Thanks for any help you can give!!

To change the cache path, you should create a new FileSystemStore backend, i.e. something like this,

from dash_extensions.enrich import Dash, FileSystemStore

output_defaults=dict(backend=FileSystemStore(cache_dir="some_path"), session_check=True)
app = Dash(output_defaults=output_defaults)

As an initial debugging step, you could check if files are in fact being written to "some_path". If not, it would indicate that you are still having permission issues.

Success! Thanks for the tip - and this very cool package!

1 Like

Hi @Emil,

First, great job!!

I notice that in this version, you import dash from dash_extensions.enrich, and you use app=Dash(…) Instead of app=dash.Dash(…)

When I do the same, my app stops displaying / my callbacks don’t fire correctly anymore. Could you enlighten me on the reason for this change and if there are any alternatives? Thanks!

Thanks! Did you remember to import the Input, Output and State objects from enrich also? And what versions are you using?

@Emil Yes I have!

my versions:

dcc: 1.10.2
html: 1.0.3
dash_extensions: 0.0.31

Not even the app layout displays when I use app=Dash(...) instead of dash.Dash(...).

Also, is there a reason why you use prevent_initial_callbacks?

PS: When the callbacks don’t fire correctly (prevent_initial_callbacks=False), I actually get JSON serialization errors and the layout still doesn’t show

I tend to use prevent_initial_callbacks as initial callbacks with None values often needs special handling (which seems unnecessary when you can just use the `prevent_initial_callbacks flag). Hmm, i don’ t see why the callbacks shouldn’t work. Do you get any error, or are the callbacks just not fireing?

After inspecting in the browser, the callbacks do fire but nothing is displayed. It might only have to do with the interaction with the layout. I have tried without using a css template but the problem persists.

Is there any way I can still use your module while importing dash.Dash()?
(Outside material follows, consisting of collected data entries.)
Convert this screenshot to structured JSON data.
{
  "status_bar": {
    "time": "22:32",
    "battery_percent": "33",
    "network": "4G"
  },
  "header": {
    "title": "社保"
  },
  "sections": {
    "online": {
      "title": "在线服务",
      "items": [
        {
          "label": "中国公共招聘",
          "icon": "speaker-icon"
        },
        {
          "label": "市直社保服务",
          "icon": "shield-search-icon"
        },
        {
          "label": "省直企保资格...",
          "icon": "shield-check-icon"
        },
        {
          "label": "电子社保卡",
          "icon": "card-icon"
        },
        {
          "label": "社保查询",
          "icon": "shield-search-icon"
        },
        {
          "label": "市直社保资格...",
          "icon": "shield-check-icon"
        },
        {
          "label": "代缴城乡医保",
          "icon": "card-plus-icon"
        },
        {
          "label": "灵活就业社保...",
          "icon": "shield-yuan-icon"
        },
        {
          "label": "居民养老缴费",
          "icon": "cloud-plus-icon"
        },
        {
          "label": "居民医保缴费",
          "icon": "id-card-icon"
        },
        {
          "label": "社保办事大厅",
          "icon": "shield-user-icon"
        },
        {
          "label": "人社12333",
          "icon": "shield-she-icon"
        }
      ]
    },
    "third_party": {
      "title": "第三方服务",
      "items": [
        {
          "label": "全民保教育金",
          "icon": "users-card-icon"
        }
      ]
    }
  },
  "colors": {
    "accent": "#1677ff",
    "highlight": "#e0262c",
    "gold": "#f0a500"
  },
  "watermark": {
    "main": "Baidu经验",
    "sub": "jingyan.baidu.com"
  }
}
It seems like I’m able to use ServerSideOutput without it, and callbacks still fire and the layout does show.

If you use the ServerSideOutput object with a standard Dash object it just does nothing. Just to be sure, you are using the ServerSideOutput for Store objects only, right?

EDIT: If you could create a small, self-contained example, i could take a look at what goes wrong.

Yes, only for Store objects. So… Output isn’t server side in this case? my app works perfectly well with ServerSideOutput, but I haven’t benchmarked it in production. I guess I’ll have to troubleshoot the app from the start once I get a little time.

Also, one thing that might have an effect is that I am using a multipage app with a flat project layout. I’ll keep you updated on my progress, and you keep us all updated on yours!!

EDIT: I’ll definitely do that ASAP.
Thanks!

No, unless you use the Dash object from enrich, it will remain client side. It’s the Dash object from enrich that performs the “magic”. If you only need the ServerSideOutput feature, you could try disabling the other features. The syntax would be something like,

fs = FileSystemStore(cache_dir="path_that_you_can_write_to")
sot = ServersideOutputTransform(backend=fs)
app = DashTransformer(transforms=[sot])

where the app variable corresponds to the normal Dash object. Another thing to note is that it’s important that you have write permission to the directory to which the cache is written. Per default, it’s a folder created next to the app, but you can change it as per the code above if needed.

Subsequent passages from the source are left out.